A pleasure barge is a flat bottomed, slow moving boat used for leisure. It is contrasted with a standard barge, which is used to transport freight. Many places where canals or rivers play a prominent role have developed pleasure barges for conducting religious ceremonies or waterborne festivities, or for viewing scenery.
Barges of all kinds were commonly used on the Nile in ancient Egypt. When the Pharaoh Akhenaten revolutionized Egyptian religion, he renamed his pleasure barge "Splendour of Aten" after his dominant god. A miniature of a royal barge was amongst the booty of the tomb of Tutankhamun. The most famous Egyptian barge is that used by Cleopatra when she arrived in luxurious state to seduce Mark Antony.
The 11th century Chinese writer Ouyang Xiu mentions a pleasure barge in his poetry with oars the color of orchids (or magnolias, depending on the translation). An ivory model of a Qing Dynasty imperial pleasure barge exists at the Vancouver Maritime Museum. In 1357, King Boromtrailokanat of Ayudhaya, in what would later become Thailand, decreed a yearly barge race. His barge would compete against the barge of his consort. If the consort's barge won, then the year would bring abundance. If the King's barge won then it would signify hardship. The consort's barge was usually allowed to win. A later Thai king included a royal barge bearing Buddhist relics in his war party against Burma. By the 17th century, royal Thai barge processions included more than 100 barges, and oarsmen wore matching red garments and gold jewelry.

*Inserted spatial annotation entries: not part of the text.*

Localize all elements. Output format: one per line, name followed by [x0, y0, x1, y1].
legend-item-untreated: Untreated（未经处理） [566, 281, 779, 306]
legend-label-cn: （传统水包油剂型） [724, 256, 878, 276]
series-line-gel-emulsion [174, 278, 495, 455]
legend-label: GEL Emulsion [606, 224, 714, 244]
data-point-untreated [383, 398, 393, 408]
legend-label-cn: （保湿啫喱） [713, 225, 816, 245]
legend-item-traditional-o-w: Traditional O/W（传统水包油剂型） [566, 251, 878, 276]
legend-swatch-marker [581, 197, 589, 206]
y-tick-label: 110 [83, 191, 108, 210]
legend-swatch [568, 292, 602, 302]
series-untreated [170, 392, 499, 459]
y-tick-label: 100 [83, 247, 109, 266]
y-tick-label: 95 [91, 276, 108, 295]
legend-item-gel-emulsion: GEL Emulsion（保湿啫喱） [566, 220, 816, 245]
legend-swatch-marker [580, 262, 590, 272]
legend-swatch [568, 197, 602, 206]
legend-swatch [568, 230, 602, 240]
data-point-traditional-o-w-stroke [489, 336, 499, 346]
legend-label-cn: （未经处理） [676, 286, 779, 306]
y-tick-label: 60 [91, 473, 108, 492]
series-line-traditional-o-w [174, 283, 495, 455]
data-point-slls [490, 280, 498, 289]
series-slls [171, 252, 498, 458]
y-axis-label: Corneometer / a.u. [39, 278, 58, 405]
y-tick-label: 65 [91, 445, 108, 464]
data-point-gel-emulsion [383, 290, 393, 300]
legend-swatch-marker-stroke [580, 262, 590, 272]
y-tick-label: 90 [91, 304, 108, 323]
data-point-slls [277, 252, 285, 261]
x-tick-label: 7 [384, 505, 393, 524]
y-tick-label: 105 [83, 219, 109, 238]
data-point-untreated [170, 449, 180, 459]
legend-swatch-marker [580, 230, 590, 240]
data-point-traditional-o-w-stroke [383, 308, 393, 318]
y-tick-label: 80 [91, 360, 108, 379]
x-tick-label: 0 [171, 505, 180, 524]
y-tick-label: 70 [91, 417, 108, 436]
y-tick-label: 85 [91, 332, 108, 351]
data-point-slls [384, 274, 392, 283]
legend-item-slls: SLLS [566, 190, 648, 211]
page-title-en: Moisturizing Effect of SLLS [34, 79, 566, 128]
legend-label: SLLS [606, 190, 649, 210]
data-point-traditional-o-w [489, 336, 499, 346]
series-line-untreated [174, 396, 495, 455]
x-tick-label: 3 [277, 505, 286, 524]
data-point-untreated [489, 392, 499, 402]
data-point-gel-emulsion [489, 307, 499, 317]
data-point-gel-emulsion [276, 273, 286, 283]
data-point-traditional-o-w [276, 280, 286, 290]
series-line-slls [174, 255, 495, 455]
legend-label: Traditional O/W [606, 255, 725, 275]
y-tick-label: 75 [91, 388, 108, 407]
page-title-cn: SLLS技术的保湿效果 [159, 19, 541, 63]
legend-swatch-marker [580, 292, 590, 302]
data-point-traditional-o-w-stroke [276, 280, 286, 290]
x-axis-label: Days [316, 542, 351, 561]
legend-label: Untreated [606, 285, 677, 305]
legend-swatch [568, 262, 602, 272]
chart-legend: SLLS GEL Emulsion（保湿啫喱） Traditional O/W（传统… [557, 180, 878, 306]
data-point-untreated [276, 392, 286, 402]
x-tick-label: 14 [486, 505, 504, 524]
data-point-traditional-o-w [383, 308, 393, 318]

Wealthy states which relied on water trade sometimes developed barges specifically linked to the ruling class. A painting by Jan van de Capelle from 1650 depicts the state barge of the Netherlands being saluted by gun blasts from battle ships. The doges of Venice also traveled by state barge.
The Grand Canal d'Alsace at Versailles served as a setting for elaborate play barges in the 17th and 18th centuries. The gilded goddess figurehead from Marie Antoinette's barge survives, and Napoleon commissioned a ceremonial barge for his official visit to the port of Brest in 1810. The latter is at the French Musee National de la Marine.
Until the middle of the 19th century, barges were common sights on the River Thames in London. These included shallops, luxury transport for the upper class, rowed by up to eight liveried servants, and sometimes decorated with gilded carvings and ornate draperies. Handel's famous Water Music was composed to be played with its audiences listening from pleasure barges.
Religious ceremonies are still conducted aboard barges in Thailand, where up to fifty barges at a time travel in battle formation on Bangkok's rivers. The royal barge is rowed by fifty oarsmen, steered by two steersmen, and commanded by two officers. The crew is rounded out by a flagman, a chantman, and a signalman. Bangkok has a museum devoted entirely to royal barges.
Barges built to provide people with scenic trips down rivers developed along with the growing middle class in Europe and the United States. Modern pleasure barges, such as those that travel the wine regions of France, can include such amenities as DVD players, exercise equipment, onboard kitchens and water closets, skylit passenger cabins, and stereo systems.
The most well known pleasure barge to Americans may be the fictitious Khetanna, the floating air-propelled barge of Jabba the Hutt in the Star Wars universe. The original concept art for this barge depicted it as an opulent baroque craft, but the final construction was more utilitarian in appearance. The barge appears in the film Return of the Jedi.